Napoleon during the consulate limited the freedom of the press to works of a certain size, but subjected newspapers and pamphlets to a strict inspection. By a decree of the council of state in 1810, a complicated system of censorship was revived in France. Even after a book had been examined, approved, and printed, it could be seized by the minister of police and its sale stopped, a memorable instance of which was the destruction of the whole first edition of Mme. de Stael's De l'Allemagne. After various modifications of the censorship, Charles X., upon coming to the throne, abolished it altogether, but soon after suspended the liberty of the periodical press. This was one of the causes of his fall in 1830, after which the press once more became free. Under the empire of Louis Napoleon the Parisian newspapers were subjected to strict supervision and occasional suppression; and the republic of 1870 maintains the same system. A general censorship of the press is maintained in Russia. By the Spanish constitution of 1837 the previous censorship was abolished, and all Spaniards may print their thoughts freely, subject only to the laws. The determination of offences committed by means of the press belongs to juries impanelled for that purpose.

In Switzerland since 1830 no censorship has existed, but the liberty of the newspaper press is very much restricted by laws. By the constitution of the kingdom of Greece of 1827, the Hellenes have the right of publishing freely their thoughts, abstaining however from violations of decency, from personal calumny, and from attacking the principles of the Christian religion. In Sweden, Norway, the Netherlands, Belgium, and Denmark, no authoritative censorship exists, hut upon those who offend through the press penalties of various degrees of severity are imposed. These penalties are most rigorous in Denmark. The liberty of the German press has been even more unsettled than the political government of Germany. While the emperors of the house of Austria had vainly sought to establish uniform rules to check the press in all the states, Frederick the Great granted uniform liberty to the press in his dominions, "because it amused him." During the ascendancy of the French republic the press was arbitrarily checked in most of the states, though it was free in Bavaria, Holstein, and occasionally in Hesse and Mecklenburg. The censorship was subsequently abolished in some of the smaller states, as Nassau, Wurtemberg, and Saxe-Weimar; but a congress of the German rulers, assembled at Carlsbad in 1819, extended it over all printed publications under 20 sheets.

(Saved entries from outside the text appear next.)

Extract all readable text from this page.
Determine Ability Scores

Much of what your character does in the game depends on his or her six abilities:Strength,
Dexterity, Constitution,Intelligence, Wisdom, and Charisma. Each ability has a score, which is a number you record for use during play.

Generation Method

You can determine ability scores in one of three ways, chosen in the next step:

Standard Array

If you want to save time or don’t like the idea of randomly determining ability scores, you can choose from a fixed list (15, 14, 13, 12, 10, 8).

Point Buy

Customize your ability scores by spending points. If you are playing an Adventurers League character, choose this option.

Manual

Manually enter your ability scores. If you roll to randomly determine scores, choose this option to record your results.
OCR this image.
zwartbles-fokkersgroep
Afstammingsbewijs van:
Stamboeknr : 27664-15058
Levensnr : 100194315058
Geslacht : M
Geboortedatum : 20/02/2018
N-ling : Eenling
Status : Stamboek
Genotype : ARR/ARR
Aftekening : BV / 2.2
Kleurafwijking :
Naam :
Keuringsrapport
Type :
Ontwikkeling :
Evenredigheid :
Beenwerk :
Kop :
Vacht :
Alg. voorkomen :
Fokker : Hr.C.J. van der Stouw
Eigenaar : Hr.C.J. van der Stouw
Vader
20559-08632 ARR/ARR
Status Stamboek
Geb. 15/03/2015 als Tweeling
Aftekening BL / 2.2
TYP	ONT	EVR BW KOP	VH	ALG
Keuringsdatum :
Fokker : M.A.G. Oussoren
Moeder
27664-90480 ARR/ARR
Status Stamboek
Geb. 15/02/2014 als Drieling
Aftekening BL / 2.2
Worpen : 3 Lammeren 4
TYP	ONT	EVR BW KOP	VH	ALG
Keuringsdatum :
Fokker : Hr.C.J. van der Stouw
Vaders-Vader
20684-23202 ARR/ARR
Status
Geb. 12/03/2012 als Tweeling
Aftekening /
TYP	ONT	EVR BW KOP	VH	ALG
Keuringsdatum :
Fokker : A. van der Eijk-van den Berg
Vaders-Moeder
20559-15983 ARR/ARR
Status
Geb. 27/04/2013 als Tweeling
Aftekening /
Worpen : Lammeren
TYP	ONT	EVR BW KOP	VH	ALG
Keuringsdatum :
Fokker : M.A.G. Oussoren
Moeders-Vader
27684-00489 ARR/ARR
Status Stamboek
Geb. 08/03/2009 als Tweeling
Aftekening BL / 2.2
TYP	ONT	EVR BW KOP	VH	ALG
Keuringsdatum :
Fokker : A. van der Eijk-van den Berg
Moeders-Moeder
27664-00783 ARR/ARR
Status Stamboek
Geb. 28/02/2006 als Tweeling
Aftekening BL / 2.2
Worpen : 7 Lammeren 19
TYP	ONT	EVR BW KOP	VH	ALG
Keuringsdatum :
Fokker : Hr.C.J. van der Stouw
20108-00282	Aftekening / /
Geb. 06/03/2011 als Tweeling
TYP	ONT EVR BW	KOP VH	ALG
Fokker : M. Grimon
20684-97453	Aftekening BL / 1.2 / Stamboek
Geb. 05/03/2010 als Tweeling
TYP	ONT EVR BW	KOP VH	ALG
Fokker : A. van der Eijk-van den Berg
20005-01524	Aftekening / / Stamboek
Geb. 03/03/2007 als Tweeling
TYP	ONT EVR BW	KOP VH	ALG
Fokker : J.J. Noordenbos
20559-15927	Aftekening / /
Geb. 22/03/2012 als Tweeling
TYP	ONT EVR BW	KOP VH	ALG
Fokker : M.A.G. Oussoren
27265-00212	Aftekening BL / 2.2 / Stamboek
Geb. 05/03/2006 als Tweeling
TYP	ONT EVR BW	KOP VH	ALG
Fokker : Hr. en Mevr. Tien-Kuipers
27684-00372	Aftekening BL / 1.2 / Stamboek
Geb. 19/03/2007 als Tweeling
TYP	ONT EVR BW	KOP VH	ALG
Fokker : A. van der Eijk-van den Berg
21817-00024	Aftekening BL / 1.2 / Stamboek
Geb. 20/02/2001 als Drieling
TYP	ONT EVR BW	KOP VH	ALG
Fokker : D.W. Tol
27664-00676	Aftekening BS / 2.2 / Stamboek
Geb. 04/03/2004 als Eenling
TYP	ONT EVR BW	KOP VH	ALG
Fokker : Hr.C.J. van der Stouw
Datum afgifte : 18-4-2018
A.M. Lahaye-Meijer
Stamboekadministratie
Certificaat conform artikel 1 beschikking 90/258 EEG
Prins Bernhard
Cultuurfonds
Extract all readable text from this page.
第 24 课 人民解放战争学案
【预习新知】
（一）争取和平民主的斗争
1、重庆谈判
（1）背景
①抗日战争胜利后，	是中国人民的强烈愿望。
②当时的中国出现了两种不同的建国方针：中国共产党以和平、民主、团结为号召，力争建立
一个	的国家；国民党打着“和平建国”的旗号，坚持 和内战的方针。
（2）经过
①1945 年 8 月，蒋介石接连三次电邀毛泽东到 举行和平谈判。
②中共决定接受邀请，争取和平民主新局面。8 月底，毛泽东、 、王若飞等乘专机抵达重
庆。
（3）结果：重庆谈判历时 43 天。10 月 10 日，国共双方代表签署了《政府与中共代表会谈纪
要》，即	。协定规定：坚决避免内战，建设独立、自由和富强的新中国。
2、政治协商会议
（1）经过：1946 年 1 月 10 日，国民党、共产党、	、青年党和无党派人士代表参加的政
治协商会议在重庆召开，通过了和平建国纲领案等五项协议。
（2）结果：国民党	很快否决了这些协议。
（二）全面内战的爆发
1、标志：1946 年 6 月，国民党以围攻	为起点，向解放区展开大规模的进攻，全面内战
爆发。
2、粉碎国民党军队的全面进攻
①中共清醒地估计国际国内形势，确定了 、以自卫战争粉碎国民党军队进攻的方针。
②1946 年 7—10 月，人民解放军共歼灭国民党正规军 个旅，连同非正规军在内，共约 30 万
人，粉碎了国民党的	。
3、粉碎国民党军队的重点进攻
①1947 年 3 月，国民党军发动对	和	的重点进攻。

Permission also had to be obtained for selling foreign books. The French revolution of 1830 prompted the German people to demand complete freedom from the censorship, except in cases specified by the diet; but though liberal regulations were obtained, they were upheld only a short time, and there was a gradual reaction toward the decree of Carlsbad. The movements of 1848 everywhere established the freedom of the press; and though the subsequent reaction curtailed it here and there, the censorship has since remained abolished. In the United States of America there never has been a censorship of the press. There are laws against publications of a scandalously immoral character, but in general the only restraint upon printing or circulating any class of books is found in the public sentiment.